The Seventh Circuit held in Lopez de Manez v. Bridgestone Firestone N. Am. Tire, LLC, 2008 U.S. App. LEXIS 14802 (7th Cir. July 11, 2008), that an order dismissing a case on forum non conveniens grounds is appealable because it terminates the action and is denominated “without prejudice” simply to make it clear that the plaintiff may proceed in an alternate forum:
The fact that the dismissal was without prejudice raises the question whether the judgment before us is final for purposes of 28 U.S.C. § 1291. We conclude that it was, given the nature of a dismissal based on forum non conveniens. First, we note the obvious difference between dismissing a case on this ground and refusing to dismiss and thereby permitting the litigation to continue. The latter kind of order is nonfinal and does not fall within the narrow confines of the collateral order doctrine.... A dismissal, in contrast, ends the case before the court. The premise of a dismissal under the forum non conveniens doctrine ... is that there is an alternative forum that is better suited to hear the case. Had the dismissal here been one "with prejudice," there would have been some question about plaintiffs' right to resort to that alternative forum; by stipulating that it was "without prejudice," the district court properly signaled that it intended no such limitation. See In re Joint E. & S. Dists. Asbestos Litig., 22 F.3d 755, 762 n.13 (7th Cir. 1994) (stating that "[t]he grant of a motion to dismiss on the common law grounds of forum non conveniens is appealable," despite being without prejudice). Compare Peters v. Welsh Dev. Agency, 920 F.2d 438, 439 (7th Cir. 1990) (holding that the district court's order, which dismissed a complaint without prejudice for failure to prosecute but indicated that the case would be reinstated in that same court if plaintiff were to meet certain conditions, was not final and therefore not appealable).
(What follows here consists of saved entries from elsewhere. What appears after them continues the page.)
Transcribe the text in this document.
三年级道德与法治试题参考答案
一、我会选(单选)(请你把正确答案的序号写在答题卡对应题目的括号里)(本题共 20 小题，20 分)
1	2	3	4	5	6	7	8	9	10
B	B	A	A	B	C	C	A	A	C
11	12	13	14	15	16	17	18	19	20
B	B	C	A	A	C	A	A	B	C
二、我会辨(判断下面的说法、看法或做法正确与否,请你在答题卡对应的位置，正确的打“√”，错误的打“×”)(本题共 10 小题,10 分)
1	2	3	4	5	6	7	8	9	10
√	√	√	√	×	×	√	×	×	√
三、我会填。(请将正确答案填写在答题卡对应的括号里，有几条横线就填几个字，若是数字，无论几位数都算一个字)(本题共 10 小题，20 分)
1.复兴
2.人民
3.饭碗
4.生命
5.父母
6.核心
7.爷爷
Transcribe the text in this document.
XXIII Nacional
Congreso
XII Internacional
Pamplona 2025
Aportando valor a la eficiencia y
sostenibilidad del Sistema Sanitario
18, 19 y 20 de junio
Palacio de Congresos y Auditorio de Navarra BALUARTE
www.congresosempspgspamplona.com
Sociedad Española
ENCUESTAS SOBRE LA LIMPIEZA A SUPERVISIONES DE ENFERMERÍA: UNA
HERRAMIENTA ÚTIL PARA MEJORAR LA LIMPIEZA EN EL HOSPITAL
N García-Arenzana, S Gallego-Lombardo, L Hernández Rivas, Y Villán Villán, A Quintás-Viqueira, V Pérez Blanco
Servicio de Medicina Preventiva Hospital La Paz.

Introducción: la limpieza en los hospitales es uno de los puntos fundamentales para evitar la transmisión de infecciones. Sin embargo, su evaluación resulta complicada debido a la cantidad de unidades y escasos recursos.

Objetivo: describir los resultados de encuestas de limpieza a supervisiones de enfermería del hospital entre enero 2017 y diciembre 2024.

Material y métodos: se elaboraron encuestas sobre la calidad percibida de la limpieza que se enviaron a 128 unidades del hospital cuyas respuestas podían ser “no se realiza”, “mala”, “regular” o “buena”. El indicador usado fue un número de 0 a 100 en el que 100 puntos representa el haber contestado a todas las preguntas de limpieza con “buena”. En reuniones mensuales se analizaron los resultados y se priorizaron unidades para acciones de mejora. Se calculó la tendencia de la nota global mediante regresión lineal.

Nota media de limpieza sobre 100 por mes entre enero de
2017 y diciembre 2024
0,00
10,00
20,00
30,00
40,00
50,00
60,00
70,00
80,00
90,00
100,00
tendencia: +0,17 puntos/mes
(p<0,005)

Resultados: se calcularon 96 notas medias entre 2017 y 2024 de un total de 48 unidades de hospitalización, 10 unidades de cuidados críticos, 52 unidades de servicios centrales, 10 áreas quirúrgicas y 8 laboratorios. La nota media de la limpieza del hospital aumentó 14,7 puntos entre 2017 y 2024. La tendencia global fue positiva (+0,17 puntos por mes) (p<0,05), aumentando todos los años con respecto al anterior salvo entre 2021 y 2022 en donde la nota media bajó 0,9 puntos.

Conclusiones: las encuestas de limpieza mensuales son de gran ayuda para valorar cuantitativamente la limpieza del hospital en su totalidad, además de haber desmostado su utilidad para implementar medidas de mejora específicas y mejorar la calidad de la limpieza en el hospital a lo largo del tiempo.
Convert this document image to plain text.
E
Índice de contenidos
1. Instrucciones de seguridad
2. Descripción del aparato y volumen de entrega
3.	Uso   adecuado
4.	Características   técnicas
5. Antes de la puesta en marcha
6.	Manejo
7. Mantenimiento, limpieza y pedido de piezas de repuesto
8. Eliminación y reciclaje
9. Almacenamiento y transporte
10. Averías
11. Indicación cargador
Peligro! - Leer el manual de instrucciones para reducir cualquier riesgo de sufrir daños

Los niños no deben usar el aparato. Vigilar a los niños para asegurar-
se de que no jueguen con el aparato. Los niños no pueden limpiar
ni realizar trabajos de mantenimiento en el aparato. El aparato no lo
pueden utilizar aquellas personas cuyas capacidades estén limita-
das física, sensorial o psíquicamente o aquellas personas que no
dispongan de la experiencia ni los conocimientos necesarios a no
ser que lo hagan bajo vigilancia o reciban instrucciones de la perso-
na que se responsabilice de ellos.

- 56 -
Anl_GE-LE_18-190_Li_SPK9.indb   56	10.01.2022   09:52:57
In this context, therefore, the phrase "without prejudice" means that although the dismissal is "final" in the sense that plaintiffs are finished before the U.S. courts, they still are free to refile the case in another, appropriate forum, and (at least to the extent that a U.S. court is in a position to assure such a thing) such a refiling would not be subject to a defense based on former adjudication.
The Seventh Circuit observed that the same rationale applies to “a dismissal for lack of personal or federal subject-matter jurisdiction, which, while foreclosing future litigation of the matter in the court issuing the order, does not preclude a plaintiff from refiling and litigating in a proper forum.” Accordingly, those, too, would be appealable.